La trattenuta mensile viene applicata direttamente sullo stipendio e può variare nell’importo in base allo stipendio (si parte da circa 35 euro al mese per le buste paga militari di inizio carriera). Dopo pochi anni, in pratica, si mettono da parte circa 10 mila euro. Ma dove si mettono esattamente?

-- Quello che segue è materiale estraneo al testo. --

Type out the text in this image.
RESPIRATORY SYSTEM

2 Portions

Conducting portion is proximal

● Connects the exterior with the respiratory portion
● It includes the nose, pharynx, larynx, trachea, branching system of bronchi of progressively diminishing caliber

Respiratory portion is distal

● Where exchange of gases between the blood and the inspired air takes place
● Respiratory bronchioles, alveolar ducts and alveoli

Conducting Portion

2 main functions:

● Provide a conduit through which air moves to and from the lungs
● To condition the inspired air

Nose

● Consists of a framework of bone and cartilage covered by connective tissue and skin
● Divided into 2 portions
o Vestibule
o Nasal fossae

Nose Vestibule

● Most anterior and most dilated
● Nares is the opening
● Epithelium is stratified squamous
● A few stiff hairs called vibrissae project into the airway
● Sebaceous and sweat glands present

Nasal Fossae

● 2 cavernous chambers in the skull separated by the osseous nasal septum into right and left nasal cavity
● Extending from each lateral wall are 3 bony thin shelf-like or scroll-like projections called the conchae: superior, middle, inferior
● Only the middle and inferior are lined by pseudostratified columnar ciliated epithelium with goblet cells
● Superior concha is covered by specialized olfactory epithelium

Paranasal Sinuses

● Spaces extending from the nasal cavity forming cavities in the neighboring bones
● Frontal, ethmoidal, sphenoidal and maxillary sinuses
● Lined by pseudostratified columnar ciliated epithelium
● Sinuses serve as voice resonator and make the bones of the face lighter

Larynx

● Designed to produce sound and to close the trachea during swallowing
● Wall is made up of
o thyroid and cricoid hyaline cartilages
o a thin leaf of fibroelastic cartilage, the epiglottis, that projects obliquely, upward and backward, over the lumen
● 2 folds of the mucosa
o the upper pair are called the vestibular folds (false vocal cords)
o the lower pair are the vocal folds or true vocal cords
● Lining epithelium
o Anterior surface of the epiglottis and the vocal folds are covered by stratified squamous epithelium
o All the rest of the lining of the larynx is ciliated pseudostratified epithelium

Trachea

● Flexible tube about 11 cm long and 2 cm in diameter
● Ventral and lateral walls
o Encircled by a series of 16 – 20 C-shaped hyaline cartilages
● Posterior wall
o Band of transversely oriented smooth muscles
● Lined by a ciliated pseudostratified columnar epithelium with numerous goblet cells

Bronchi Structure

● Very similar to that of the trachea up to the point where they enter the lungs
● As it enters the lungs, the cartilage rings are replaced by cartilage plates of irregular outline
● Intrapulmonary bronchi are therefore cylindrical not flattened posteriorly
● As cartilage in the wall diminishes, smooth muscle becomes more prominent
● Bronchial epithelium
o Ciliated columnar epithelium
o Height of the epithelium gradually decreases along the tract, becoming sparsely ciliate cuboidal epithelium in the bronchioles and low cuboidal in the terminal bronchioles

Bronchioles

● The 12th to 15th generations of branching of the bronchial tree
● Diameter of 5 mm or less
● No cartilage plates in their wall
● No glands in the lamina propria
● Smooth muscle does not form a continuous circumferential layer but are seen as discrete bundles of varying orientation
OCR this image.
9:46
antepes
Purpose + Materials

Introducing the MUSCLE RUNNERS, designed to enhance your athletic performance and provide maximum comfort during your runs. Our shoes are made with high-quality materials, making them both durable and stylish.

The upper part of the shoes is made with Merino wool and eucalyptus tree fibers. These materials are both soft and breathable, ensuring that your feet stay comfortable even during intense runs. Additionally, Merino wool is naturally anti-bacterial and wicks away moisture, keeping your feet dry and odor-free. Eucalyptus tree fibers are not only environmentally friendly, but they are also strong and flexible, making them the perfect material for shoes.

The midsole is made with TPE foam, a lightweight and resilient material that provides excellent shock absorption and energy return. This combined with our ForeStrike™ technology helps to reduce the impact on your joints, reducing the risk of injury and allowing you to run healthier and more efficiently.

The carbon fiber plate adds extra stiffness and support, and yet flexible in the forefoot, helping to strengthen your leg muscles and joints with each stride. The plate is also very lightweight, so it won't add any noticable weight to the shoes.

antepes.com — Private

Il punto è proprio questo: sul fondo pensione complementare non c’è chiarezza da parte dell’amministrazione. Non si sa neppure qual è la banca in cui le somme sono depositate: anni fa era circolata l’ipotesi che si trattasse di Banca Marche ma la notizia non è mai stata confermata da fonti ufficiali. Non solo: ad oggi i militari non hanno strumenti agevoli a disposizione per controllare lo stato dei contributi e sapere quanto hanno versato per la previdenza integrativa.
Previdenza integrativa militari: quando si perdono i contributi
A rendere ancora più complesso lo scenario ci sono le ipotesi in cui si vanno a perdere i contributi versati, ad esempio se cambia lavoro prima dei sei anni di servizio, o anche se, indipendentemente dagli anni di servizio, si congeda dall’Esercito e cambia incarico a seguito di malattia o infortunio (pur restando dipendente dello stesso Ministero).
I delegati Co.Ce.R. non mollano la presa e hanno chiesto chiarezza il prima possibile, pretendendo una riforma del sistema di previdenza complementare vigente in modo da superare certe penalizzazioni gravi.